Robust Reinforcement Learning for Customized Farming
Advancements in technology unlock an increasing number of ways to tailor farming practices to particular farm characteristics. For example, farming data collected from various sensors can guide customization of fertilizers and enable data-driven improvement over time. This is a typical Reinforcement Learning (RL) problem as crop quality depends on a range of factors in a complex and often obscure way. For RL to be integrated into the process of fertilizer customization, it is crucial that the techniques are robust. An aspect of robustness is the capability to detect and adjust for model errors. This entails both model selection and parameter estimation. How to achieve both objectives simultaneously while maintaining provably good performance is an open problem that we intend to address.
- Motivated by the fast-growing number of data sources that are becoming available for data-driven decision making, we studied a simplified problem known as adversarial bandits with expert advice.
- We focused on the case where the number of experts is large, possibly infinite.
- Our goal is to design algorithms that are computationally feasible and provably performant.
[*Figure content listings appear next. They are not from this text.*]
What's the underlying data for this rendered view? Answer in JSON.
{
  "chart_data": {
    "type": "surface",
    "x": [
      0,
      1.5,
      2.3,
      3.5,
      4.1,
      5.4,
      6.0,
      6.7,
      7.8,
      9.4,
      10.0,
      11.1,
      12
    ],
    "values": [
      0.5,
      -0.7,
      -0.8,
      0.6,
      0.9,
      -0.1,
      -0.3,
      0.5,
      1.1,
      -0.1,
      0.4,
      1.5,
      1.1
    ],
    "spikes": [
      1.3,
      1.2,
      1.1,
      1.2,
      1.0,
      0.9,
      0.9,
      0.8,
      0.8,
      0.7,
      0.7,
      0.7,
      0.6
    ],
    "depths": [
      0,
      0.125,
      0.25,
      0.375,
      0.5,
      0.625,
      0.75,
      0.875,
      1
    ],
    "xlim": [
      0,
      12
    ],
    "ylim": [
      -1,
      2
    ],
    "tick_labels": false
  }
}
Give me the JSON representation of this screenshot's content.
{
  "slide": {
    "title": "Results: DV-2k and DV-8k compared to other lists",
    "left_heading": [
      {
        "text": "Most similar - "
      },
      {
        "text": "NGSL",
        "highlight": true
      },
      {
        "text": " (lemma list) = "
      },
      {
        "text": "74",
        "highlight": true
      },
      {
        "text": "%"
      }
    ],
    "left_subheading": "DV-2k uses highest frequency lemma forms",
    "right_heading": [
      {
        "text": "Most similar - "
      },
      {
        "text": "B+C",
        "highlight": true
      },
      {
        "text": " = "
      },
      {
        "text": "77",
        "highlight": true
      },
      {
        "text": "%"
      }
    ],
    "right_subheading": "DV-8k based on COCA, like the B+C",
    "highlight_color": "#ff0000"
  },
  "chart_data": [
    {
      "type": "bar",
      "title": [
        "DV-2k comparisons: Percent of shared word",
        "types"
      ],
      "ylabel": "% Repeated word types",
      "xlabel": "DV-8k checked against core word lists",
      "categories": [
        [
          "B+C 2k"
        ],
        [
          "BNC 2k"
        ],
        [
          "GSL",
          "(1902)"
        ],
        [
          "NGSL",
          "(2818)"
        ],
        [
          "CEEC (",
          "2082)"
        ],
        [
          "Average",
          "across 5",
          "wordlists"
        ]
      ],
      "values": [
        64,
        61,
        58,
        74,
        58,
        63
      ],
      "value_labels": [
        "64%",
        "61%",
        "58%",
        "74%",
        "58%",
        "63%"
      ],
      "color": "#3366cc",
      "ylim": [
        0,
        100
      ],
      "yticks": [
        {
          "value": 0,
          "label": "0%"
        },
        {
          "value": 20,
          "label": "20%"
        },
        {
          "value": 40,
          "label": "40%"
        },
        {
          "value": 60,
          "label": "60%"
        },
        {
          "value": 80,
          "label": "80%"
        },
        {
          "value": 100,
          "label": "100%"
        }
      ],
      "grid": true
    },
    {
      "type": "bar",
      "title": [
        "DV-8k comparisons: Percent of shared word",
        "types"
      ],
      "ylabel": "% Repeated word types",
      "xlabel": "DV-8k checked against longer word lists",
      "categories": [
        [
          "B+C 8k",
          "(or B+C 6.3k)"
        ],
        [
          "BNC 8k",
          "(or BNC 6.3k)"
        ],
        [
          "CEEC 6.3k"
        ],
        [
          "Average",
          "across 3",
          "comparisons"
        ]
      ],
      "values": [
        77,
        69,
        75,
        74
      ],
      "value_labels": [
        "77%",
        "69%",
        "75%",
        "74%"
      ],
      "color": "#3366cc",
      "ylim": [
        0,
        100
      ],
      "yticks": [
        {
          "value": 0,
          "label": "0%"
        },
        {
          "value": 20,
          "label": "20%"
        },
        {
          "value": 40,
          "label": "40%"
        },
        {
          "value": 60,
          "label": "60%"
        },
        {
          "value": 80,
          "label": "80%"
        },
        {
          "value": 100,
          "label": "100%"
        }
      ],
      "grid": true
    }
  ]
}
By the latter, we mean that the algorithm makes decisions almost as well as it can in hindsight.
- Inspired by the problem of finite-time model selection for RL, we considered experts structured in a novel way that simulates the trade-off between approximation and estimation.
- We proposed an algorithm called Best Expert Search (BEES) and provided theoretical guarantees on its performance.
- Given a set of policies, BEES can learn in finite time and perform almost as well as the best policy considered.
X. F. Meng, T. Sarkar, M. A. Dahleh. Adversarial bandits with infinitely many experts. Under Review.